CHP officers were responding to a traffic accident on Highway 84, east of Thornton Avenue, when they noticed Kaboga-Miller’s silver Mercedes Benz CLK 430 buried under heavy brush and tree branches. It was about 25 feet west of the incident they were investigating.
Kaboga-Miller’s car crashed near the first intersection to the east of the Dumbarton Bridge.
Kaboga-Miller disappeared Aug. 17 after she bought cigarettes at the Country Time Market at 2200 University Ave. in East Palo Alto.
A massive search was held on Aug. 25 in East Palo Alto for Kaboga-Miller without success.
“The Palo Alto Police Department has been working very closely with Ms. Kaboga-Miller’s family and made the notification to her family,” Palo Alto police said in a statement. “This is a sad day and not the outcome any of us ever wished for. Our hearts and prayers go out to Ms. Kaboga-Miller’s family.”

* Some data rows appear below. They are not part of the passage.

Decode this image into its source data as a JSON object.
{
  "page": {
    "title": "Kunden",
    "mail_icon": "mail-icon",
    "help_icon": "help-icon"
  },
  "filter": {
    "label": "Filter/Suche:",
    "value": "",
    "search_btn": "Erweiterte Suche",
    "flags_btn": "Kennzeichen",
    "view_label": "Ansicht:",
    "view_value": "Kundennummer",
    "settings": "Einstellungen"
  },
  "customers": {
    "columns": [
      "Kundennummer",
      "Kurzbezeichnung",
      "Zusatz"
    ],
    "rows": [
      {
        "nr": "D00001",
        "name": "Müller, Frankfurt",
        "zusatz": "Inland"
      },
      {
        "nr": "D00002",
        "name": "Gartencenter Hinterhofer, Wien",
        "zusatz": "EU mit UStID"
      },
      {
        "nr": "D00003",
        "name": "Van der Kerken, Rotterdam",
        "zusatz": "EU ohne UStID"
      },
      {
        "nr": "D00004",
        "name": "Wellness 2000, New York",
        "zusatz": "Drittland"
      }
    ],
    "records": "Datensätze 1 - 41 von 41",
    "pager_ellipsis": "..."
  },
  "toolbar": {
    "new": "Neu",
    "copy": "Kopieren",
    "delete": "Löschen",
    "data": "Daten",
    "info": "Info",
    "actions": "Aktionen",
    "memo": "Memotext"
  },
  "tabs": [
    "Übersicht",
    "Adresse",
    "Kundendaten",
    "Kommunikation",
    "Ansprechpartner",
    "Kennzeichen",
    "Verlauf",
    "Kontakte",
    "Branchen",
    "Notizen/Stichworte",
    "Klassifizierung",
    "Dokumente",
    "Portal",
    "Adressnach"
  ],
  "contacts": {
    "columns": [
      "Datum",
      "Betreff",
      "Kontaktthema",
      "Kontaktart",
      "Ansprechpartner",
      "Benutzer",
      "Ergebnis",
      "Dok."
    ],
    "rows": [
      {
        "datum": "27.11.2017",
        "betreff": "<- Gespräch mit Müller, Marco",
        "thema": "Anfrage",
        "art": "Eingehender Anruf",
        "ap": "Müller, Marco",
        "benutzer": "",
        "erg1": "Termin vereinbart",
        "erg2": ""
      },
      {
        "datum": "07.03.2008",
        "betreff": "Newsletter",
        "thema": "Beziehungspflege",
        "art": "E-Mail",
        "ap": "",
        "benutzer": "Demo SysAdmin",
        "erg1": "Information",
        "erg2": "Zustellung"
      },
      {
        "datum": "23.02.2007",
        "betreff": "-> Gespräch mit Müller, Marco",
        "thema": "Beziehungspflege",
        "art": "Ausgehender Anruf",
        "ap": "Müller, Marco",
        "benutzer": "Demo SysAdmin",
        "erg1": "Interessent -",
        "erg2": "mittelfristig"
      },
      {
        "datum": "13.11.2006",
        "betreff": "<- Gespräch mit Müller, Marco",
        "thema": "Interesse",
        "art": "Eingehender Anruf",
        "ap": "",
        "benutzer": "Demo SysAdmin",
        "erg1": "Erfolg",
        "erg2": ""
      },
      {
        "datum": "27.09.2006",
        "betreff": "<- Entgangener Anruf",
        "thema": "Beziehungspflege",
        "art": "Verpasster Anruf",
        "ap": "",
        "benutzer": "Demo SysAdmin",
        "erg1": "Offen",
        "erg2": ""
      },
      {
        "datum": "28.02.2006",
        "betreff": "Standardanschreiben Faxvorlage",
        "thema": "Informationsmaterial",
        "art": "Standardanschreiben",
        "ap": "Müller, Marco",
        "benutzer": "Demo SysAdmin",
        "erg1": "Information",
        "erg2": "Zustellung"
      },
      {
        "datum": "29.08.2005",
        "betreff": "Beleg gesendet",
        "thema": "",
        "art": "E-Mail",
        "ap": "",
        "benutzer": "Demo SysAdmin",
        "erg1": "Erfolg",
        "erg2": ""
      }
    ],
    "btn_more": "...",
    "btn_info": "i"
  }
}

How Kaboga-Miller ended up in Newark isn’t immediately known. That aspect of the case is still under investigation.
Previously, authorities said her car’s license plate had not been photographed going through the Dumbarton Bridge toll plaza, which led police and her family to focus the search in the Palo Alto-East Palo Alto area. Today, however, the Post learned from the CHP that the bridge plaza only photographs plates of cars traveling westbound, so her vehicle’s plate wouldn’t have been recorded.
Kaboga-Miller was a South Bay resident since she immigrated to the United States from Kenya on a student visa. She attended San Jose State and bought her first home in Mountain View after graduating. Upon marrying her husband, Kemp, they lived in Menlo Park for a few years before buying their home in Palo Alto’s Crescent Park neighborhood about 30 years ago, said her son Clovis Kaboga-Miller.
She worked for tech companies such as Omnicell, Broadcom and Apple. But she had a place in her heart for helping out people who don’t have enough to eat, said her sons Njoroge and Clovis.
As a result, she was a regular volunteer at the Food Closet, which Clovis Kaboga-Miller said stems from her childhood growing up poor in Kenya.